543. Diameter Of Binary Tree [Easy] 二叉树的直径

题干

Given the root of a binary tree, return *the length of the diameter of the tree*.

The diameter of a binary tree is the length of the longest path between any two nodes in a tree. This path may or may not pass through the root.
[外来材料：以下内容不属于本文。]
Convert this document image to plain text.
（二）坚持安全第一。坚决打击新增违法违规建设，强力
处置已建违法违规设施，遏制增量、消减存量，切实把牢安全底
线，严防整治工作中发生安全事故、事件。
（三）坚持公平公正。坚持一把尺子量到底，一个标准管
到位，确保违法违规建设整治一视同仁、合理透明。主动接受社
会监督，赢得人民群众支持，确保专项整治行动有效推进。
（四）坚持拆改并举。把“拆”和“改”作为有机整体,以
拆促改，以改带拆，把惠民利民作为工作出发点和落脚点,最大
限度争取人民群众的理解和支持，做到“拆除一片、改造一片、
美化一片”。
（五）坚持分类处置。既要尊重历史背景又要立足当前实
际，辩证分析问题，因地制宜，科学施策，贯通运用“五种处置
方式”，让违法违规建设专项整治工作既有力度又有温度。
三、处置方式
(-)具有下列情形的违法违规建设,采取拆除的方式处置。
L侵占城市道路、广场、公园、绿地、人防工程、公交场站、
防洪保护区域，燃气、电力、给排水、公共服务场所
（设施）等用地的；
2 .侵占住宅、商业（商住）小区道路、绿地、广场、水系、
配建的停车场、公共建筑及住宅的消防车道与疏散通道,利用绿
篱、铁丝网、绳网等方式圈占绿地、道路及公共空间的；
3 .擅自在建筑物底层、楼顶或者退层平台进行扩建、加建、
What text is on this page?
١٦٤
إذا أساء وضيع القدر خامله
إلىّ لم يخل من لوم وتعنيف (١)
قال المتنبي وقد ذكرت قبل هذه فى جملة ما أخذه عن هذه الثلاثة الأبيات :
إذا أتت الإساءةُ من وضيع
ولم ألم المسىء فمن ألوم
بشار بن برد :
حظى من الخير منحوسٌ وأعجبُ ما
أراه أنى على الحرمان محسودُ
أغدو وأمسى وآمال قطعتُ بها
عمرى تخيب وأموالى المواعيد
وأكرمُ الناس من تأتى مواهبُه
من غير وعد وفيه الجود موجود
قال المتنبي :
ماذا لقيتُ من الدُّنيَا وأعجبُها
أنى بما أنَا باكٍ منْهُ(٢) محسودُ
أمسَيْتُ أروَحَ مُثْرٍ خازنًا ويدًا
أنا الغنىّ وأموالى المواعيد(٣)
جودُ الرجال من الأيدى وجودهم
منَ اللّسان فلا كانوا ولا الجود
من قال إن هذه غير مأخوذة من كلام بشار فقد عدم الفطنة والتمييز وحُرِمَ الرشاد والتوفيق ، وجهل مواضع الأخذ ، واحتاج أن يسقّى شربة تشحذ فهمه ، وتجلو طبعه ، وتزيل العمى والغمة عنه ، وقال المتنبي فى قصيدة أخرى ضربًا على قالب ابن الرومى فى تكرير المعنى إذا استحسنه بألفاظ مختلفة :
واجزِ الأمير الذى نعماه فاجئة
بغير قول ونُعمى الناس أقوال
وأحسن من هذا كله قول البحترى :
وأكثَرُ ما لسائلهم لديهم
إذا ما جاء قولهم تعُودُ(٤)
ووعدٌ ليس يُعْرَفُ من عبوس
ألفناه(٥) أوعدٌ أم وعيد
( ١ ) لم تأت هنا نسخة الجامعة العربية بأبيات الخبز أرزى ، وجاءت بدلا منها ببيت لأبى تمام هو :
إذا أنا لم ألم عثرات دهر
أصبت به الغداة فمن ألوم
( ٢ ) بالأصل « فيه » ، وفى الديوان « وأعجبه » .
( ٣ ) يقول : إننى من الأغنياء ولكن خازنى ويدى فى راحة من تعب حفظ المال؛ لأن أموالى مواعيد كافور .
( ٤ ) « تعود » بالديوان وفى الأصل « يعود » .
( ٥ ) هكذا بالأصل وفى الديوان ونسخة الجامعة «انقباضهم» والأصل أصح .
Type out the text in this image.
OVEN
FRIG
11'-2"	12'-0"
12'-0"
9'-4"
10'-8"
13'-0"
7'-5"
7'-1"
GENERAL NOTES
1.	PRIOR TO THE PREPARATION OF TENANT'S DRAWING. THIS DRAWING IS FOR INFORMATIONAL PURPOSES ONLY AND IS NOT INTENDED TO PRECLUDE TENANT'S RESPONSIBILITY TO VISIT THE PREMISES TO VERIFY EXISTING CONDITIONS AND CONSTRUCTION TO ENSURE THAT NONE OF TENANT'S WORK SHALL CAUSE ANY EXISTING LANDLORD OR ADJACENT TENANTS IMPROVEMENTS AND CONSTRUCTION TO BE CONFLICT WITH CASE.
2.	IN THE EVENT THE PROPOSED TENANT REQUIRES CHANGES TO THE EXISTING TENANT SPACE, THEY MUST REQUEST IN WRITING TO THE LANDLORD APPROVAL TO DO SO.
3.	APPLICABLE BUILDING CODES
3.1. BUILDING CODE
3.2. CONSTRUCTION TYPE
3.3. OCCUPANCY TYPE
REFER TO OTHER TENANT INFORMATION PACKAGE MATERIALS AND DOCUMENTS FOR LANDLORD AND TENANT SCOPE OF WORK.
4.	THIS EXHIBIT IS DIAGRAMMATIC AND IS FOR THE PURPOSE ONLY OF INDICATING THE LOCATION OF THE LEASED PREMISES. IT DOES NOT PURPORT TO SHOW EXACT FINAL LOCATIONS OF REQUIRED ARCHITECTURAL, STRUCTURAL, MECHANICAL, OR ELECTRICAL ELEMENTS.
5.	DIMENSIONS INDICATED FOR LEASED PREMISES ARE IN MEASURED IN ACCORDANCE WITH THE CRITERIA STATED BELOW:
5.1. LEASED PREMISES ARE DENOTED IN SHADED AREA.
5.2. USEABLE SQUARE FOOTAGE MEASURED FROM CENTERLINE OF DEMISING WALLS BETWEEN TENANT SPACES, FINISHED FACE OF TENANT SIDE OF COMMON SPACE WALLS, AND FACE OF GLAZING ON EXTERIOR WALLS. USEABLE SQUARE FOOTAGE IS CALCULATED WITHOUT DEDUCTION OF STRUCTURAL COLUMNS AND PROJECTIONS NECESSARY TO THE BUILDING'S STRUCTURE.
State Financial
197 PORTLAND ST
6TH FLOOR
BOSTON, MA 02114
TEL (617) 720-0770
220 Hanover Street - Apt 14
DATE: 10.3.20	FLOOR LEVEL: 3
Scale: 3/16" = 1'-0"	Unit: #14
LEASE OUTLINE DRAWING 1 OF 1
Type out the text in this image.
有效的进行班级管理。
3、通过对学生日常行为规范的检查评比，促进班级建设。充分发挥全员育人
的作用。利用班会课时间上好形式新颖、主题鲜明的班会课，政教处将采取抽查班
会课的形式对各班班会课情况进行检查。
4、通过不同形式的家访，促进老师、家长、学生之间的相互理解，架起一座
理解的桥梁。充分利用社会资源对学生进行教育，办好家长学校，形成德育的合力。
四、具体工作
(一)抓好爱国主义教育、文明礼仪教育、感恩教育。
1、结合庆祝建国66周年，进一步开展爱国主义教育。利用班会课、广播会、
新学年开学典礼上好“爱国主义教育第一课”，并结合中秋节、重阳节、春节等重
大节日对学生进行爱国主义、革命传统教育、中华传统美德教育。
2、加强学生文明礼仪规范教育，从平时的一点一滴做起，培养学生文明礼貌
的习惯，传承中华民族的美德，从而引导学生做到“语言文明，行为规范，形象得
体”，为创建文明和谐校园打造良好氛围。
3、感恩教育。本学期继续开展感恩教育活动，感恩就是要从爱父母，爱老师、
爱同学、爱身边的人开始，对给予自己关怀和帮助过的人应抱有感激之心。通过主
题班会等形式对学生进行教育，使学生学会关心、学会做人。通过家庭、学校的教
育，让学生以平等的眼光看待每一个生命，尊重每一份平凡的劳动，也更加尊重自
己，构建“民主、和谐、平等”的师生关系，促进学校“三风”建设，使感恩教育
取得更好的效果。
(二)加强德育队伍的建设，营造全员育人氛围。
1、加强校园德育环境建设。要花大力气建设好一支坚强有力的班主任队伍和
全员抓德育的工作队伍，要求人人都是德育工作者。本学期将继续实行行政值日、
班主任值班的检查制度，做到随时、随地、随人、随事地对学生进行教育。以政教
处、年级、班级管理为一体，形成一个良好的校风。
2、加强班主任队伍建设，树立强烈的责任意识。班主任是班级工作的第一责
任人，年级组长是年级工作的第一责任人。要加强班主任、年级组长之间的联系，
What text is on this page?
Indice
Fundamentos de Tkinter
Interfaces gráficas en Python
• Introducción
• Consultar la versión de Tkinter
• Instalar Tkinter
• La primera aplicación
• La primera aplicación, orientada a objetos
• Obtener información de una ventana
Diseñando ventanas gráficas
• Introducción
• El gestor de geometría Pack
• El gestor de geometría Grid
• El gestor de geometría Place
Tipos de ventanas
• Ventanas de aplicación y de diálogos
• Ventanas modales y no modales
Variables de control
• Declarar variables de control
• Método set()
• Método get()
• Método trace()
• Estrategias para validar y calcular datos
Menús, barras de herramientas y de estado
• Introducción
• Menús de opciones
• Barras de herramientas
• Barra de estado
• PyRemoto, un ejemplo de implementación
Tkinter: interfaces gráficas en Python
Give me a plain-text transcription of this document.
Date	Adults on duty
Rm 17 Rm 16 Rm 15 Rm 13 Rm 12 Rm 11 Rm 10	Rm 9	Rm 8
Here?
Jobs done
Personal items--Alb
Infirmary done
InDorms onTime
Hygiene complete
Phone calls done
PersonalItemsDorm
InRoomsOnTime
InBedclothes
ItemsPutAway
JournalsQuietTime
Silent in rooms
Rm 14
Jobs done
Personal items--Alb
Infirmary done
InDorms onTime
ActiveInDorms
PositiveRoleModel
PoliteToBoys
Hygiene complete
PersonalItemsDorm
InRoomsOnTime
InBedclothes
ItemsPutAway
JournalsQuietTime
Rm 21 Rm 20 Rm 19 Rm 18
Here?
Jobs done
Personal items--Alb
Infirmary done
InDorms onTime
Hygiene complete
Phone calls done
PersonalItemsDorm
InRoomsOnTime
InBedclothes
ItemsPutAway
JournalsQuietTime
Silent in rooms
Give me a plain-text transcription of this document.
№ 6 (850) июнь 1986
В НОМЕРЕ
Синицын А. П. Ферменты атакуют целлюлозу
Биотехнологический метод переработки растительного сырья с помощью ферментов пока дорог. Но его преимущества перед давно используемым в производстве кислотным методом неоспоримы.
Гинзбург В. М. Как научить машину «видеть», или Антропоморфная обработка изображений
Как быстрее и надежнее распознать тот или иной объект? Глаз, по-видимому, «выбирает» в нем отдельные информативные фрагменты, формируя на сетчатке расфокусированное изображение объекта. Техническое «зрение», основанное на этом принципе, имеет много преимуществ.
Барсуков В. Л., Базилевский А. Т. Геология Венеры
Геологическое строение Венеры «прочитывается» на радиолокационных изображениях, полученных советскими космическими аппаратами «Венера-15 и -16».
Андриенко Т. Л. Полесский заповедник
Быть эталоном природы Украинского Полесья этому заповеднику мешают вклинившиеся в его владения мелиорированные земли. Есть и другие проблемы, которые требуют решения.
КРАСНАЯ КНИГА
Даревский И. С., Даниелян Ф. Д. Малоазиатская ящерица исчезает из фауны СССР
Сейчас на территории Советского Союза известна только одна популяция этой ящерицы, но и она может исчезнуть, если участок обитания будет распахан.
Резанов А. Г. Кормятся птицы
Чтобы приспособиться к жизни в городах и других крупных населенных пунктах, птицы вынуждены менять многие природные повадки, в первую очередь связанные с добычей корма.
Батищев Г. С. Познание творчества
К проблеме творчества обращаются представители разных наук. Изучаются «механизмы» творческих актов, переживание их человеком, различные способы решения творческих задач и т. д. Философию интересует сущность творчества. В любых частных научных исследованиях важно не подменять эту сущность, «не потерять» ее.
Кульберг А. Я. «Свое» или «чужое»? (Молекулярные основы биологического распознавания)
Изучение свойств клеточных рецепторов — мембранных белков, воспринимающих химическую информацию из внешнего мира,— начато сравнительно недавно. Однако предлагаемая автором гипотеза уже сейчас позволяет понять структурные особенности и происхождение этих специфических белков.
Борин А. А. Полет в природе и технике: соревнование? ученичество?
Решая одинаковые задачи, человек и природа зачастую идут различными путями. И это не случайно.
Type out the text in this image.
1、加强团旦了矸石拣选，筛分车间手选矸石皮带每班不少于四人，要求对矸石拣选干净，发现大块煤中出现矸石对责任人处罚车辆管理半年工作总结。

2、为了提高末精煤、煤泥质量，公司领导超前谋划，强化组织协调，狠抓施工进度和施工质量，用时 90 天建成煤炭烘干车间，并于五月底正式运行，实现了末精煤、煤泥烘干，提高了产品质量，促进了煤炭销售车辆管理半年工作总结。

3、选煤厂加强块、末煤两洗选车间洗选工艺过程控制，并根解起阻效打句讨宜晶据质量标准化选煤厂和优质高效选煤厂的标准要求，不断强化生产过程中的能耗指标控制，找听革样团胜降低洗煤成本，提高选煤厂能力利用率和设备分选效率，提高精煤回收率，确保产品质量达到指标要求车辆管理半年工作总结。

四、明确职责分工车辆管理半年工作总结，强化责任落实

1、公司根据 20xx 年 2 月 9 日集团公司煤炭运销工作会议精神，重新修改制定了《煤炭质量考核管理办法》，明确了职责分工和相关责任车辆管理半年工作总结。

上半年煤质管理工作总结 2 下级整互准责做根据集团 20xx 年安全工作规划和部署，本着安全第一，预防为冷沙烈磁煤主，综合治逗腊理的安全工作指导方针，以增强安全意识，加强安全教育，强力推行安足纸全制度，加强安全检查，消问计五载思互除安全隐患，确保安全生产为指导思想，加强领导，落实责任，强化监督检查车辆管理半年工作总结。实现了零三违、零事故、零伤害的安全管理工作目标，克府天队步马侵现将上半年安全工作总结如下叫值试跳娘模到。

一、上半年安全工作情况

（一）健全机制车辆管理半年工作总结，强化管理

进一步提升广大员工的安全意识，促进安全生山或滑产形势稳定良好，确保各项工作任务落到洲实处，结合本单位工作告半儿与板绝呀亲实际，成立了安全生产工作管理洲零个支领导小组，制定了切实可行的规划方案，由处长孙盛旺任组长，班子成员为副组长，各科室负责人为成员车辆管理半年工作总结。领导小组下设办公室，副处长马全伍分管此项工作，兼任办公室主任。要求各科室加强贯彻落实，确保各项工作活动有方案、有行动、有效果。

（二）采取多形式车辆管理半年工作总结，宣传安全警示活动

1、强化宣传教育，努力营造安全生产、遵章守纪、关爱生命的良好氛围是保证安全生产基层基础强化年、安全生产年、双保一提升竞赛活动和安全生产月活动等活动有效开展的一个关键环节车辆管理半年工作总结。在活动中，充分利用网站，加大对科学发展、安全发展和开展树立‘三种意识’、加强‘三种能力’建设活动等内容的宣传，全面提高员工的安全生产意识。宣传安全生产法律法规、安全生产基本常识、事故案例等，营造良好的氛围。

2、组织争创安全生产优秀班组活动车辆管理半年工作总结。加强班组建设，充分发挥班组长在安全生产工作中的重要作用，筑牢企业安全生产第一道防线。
The length of a path between two nodes is represented by the number of edges between them.

Example 1:

Input: root = [1,2,3,4,5]
Output: 3
Explanation: 3 is the length of the path [4,2,1,3] or [5,2,1,3].

Example 2:

Input: root = [1,2]
Output: 1

Constraints:

• The number of nodes in the tree is in the range [1, 104].
• -100 <= Node.val <= 100

解法

递归解法

核心思路：

• 将问题转换为求每个节点的左右子树高度之和，后序遍历

递归实现（返回节点高度，同时计算递归过程中各个节点的最长直径；这两者都是后序遍历，所以可以循只遍历一次）：

• 输入参数：Optional[TreeNode]
• 输出参数：int（高度）
• 终止条件：None节点的高度为0，返回它
• 单层核心逻辑：
  • 返回节点高度
  • 计算左节点的高度，计算右节点的高度
  • 取最大值+1，并返回
  • 更新全局最长直径

# Definition for a binary tree node.
# class TreeNode:
#     def __init__(self, val=0, left=None, right=None):
#         self.val = val
#         self.left = left
#         self.right = right
class Solution:
    def diameterOfBinaryTree(self, root: Optional[TreeNode]) -> int:
        self.max_diameter = 0
        self.getHeight(root)
        return self.max_diameter
    
    def getHeight(self, node: Optional[TreeNode]) -> int:
        # 终止条件
        if node is None:
            return 0
        # 后序遍历
        left_h = self.getHeight(node.left)
        right_h = self.getHeight(node.right)
        self.max_diameter = max(left_h + right_h, self.max_diameter)
        return 1 + max(left_h, right_h)